Prior to World War II and the widespread anti-Japanese sentiment surrounding internment, Japanese-American physicians and patients were often subjected to discrimination at Los Angeles hospitals. While Japanese medical professionals faced a ‘glass ceiling’ in their profession, Japanese patients were often denied basic healthcare by the city’s white medical establishment, often to tragic consequences. Facing these obstacles, Akita opened a clinic circa 1915 in her small home (located just east of LA’s Little Tokyo) to serve the Japanese community, which at this time saw an influx of ‘picture brides’ from Japan. Known as the Turner Hospital, Akita’s home offered maternity and other medical care. In response to the 1918 Influenza Epidemic, her clinic expanded its facilities with the help of Dr. Jyuhei Tanaka, and the hospital was re-named the Japanese Hospital of Southern California. Japanese-Americans suffered disproportionately from the Influenza. By 1922, the noted physician Kikuwo Tashiro joined Akita at her hospital, which increasingly became overwhelmed with patients, and thus needed more beds and more doctors. After raising over $100,000, Tashiro and four other Japanese doctors leased land in Boyle Heights. Set to start building in 1926, Tashiro filed for incorporation but was denied by California officials—California law at this time prohibiting Japanese-Americans from owning land. Tashiro’s challenge of the law eventually made its way to the U.S. Supreme Court, which struck down the discriminatory law in a landmark decision. The rulings cleared the way for construction of Tashiro’s new Japanese Hospital, and in 1929 the 42-bed facility opened to much community fanfare.

A rare and revealing diary of a pioneering Japanese-American nurse interned during World War II.

REFERENCES: Corley, Megumi.
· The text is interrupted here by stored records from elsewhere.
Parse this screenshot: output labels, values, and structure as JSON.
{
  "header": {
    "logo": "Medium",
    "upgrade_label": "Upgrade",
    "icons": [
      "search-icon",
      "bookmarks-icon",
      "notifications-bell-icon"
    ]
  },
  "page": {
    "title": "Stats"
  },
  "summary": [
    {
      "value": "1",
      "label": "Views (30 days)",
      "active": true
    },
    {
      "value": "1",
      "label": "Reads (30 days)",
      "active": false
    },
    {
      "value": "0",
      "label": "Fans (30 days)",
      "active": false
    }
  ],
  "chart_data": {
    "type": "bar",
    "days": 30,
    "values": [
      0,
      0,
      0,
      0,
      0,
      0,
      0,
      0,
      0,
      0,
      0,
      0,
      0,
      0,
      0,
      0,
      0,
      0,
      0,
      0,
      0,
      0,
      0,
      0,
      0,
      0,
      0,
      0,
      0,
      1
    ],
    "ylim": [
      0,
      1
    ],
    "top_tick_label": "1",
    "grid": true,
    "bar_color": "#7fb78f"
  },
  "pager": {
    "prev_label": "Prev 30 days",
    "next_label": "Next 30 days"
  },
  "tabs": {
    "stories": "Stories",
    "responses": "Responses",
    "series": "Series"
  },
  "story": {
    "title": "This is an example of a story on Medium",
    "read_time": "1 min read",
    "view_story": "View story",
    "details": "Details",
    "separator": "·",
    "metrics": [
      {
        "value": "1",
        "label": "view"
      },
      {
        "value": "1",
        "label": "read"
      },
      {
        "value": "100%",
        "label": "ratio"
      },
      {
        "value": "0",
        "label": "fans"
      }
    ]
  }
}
Health in Japanese Internment Camps (2018) at lewiscar.sites.grinnell.edu; Los Angeles Dept. of City Planning, Historic-Cultural Monument Application for the Japanese Hospital (2016), p. 13 at laconservancy.org; Rasmussen, Cecilia. Hospital a Pillar to Japanese Americans (1998) at latimes.com; Smith, Susan. Japanese American Midwives: Culture, Community, and Health Politics, 1880-1950 (Chicago: University of Illinois Press, 2005), p. 89; Manzanar Relocation Supplement Vol. 1 No. 10. (Manzanar, CA: 1945); Pacific Coast Journal of Nursing, p. 238; The Pacific Citizen Vol. 111 No. 14. (Los Angeles, 2 Nov. 1990), p. 2.

CONDITION: Good, no losses to the text; photo good, creasing to upper-left and bottom-left corners.